The government has finally moved to lance the boil of pending bills that has been poisoning the private sector. The National Treasury has announced plans to ring-fence a massive KES 150 billion in the 2026/2027 budget specifically to clear the backlog of Value Added Tax (VAT) refunds, a move that could breathe life back into Kenya’s suffocating agricultural and manufacturing sectors.
For years, businesses have been lending the government money interest-free in the form of delayed refunds. Farmers, particularly in the horticulture and tea sectors, are owed over KES 12 billion. This liquidity crunch has forced many to scale down operations or take expensive bank loans just to stay afloat. Treasury PS Dr. Chris Kiptoo’s announcement is the first concrete sign that the state acknowledges this as a crisis of production, not just accounting.

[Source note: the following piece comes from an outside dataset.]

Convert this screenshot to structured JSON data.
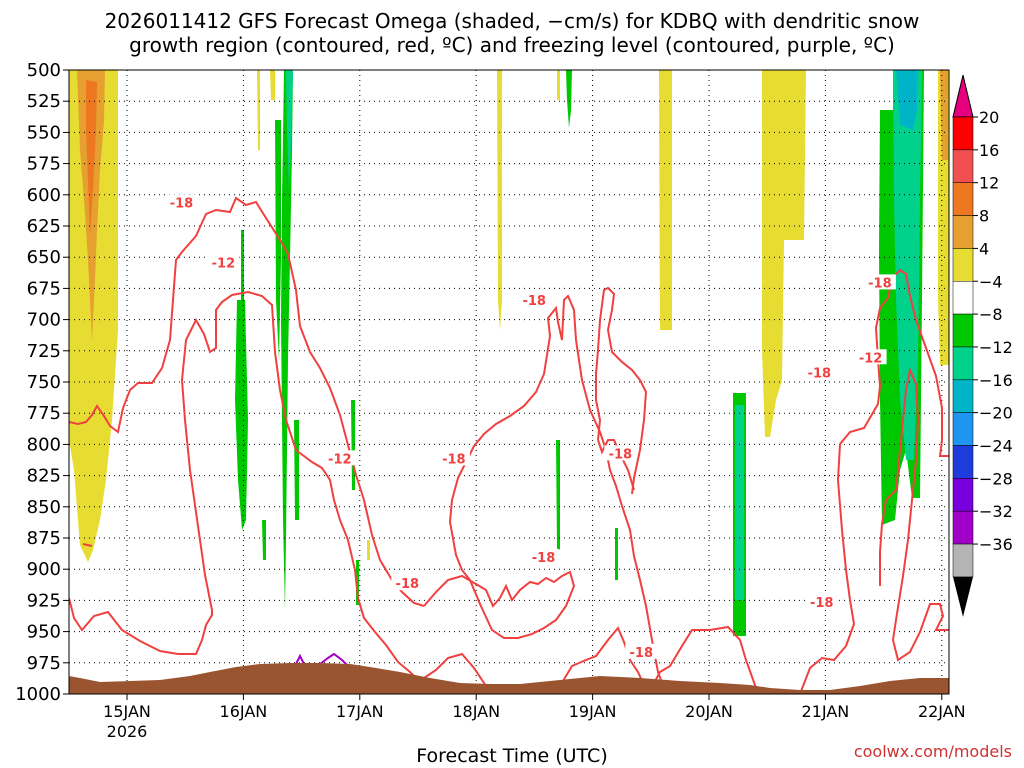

It might sound like high finance, but this issue hits the mwananchi at the supermarket till. When a milk processor or a flour miller has millions tied up at the Treasury, their cost of doing business goes up. That cost is passed on to you in the price of unga and milk. By releasing these funds, the government is essentially injecting working capital back into the economy, which should—in theory—stabilize prices and protect jobs.
"We cannot tax our way to prosperity while strangling the goose that lays the golden egg," remarked a Kenya Association of Manufacturers (KAM) representative. The decision to prioritize these refunds signals a shift in policy from aggressive tax collection to business facilitation.
For the farmer in Naivasha waiting for his VAT refund on greenhouse equipment, this news is late but welcome. It means he can repair his irrigation lines and pay his pickers without waiting for a bank overdraft. Agriculture remains the backbone of our economy, contributing 33% to GDP. Starving it of cash was a strategic blunder the government is now rushing to correct.
If executed, this KES 150 billion injection could be the stimulus package the economy desperately needs, without borrowing a single dollar from the IMF.